Ceux qui chantent les louanges de cette oeuvre, c’est bien l’aristocratique froideur de Valmont et de la Merteuil qu’ils admirent et qu’ils voudraient singer. Je les connais : ils sont de ces prophètes du néant hasardeux qui se plantent devant nos passions et nos espérances, et se pourlèchent de nous disséquer le coeur, de nous trancher les ailes avec leurs ricanements superbes et leurs phrases tranchantes comme des bistouris. Ils sont de ceux qui “fonctionnent”, faute d’envie - ou de courage - de vivre. Ils sont bien de la noblesse d’ancien régime, ces gens qui se font un mérite de ne rien croire qui puisse écorcher leur masque de glace. Mais ils finiront vérolés, comme la Merteuil, vérolés par l’amour qui saura bien tarir leur morgue et les amoindrir malgré eux.

J’enrage de voir avec quel respect on nous a présenté cette oeuvre. Attention, culture ! La dentelle, la poudre de riz et le langage noble défilent. Saluez, ploucs ! Et l’on nous pimente l’écran d’encens révolutionnaire et de libération féminine, pour faire moderne. Et l’on nous insinue l’orgueilleuse désespérance à la mode, le mépris hautain de toute naïveté, de toute ingénuité, vrais péchés capitaux. Manque l’amour, nom de dieu, sans lequel rien ne vaut ! Baudelaire avait raison : cette oeuvre est brûlante à la manière de la glace.

Mais finalement elle pose bien, face à face, les deux camps inconciliables.
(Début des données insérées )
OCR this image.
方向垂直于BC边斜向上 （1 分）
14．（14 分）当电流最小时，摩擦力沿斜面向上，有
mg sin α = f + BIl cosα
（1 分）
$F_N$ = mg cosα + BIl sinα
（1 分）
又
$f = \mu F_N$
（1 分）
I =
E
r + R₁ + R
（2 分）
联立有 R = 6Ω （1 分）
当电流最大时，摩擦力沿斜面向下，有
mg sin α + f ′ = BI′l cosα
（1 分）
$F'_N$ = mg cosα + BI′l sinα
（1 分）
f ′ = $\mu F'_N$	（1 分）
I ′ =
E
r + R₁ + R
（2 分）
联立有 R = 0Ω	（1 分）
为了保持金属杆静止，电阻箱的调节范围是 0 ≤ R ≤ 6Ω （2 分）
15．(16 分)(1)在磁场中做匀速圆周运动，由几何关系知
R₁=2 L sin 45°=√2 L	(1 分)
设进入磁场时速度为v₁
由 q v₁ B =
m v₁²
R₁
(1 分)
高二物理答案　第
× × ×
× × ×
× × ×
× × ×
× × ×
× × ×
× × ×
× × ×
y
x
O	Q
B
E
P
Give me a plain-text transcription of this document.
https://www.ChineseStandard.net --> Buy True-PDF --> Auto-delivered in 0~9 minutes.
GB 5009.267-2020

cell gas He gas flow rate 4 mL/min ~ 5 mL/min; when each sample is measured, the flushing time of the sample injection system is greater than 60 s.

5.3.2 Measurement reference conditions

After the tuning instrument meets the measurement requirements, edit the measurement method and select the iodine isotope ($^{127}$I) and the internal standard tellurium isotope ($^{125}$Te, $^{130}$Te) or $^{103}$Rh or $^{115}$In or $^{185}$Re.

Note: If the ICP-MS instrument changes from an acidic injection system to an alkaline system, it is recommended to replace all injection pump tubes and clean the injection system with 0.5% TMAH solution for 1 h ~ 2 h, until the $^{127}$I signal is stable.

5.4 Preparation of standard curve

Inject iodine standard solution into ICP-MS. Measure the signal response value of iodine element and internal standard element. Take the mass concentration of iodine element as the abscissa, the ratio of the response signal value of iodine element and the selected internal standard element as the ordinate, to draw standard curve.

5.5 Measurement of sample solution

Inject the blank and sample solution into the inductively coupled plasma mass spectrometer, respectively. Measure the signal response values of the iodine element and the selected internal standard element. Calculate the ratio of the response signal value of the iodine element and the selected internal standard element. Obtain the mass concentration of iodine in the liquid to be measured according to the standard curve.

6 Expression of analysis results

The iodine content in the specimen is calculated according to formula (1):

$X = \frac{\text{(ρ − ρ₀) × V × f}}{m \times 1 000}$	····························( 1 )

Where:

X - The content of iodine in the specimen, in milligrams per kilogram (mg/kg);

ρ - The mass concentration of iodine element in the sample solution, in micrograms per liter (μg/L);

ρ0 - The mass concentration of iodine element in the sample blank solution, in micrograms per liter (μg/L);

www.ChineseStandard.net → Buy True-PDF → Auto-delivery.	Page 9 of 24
D’un coté celui des manipulateurs de l’esprit, de l’autre celui des ingénues séduites, des dévôtes passionnées, des brûlés du coeur. il faut choisir, messieurs mesdames, entre la vérole et le feu. “J’ai besoin d’avoir cette femme pour me sauver du  ridicule”, dit cet imbécile de Valmont. Il est terrifiant à force de futilité. Ceux qui, aujourd’hui, se bardent d’intelligence et de savoir pour se sauver du ridicule d’aimer la vie sont des Valmont. Je ne sais si vous avez remarqué, mas je ne suis foutre pas de leur paroisse.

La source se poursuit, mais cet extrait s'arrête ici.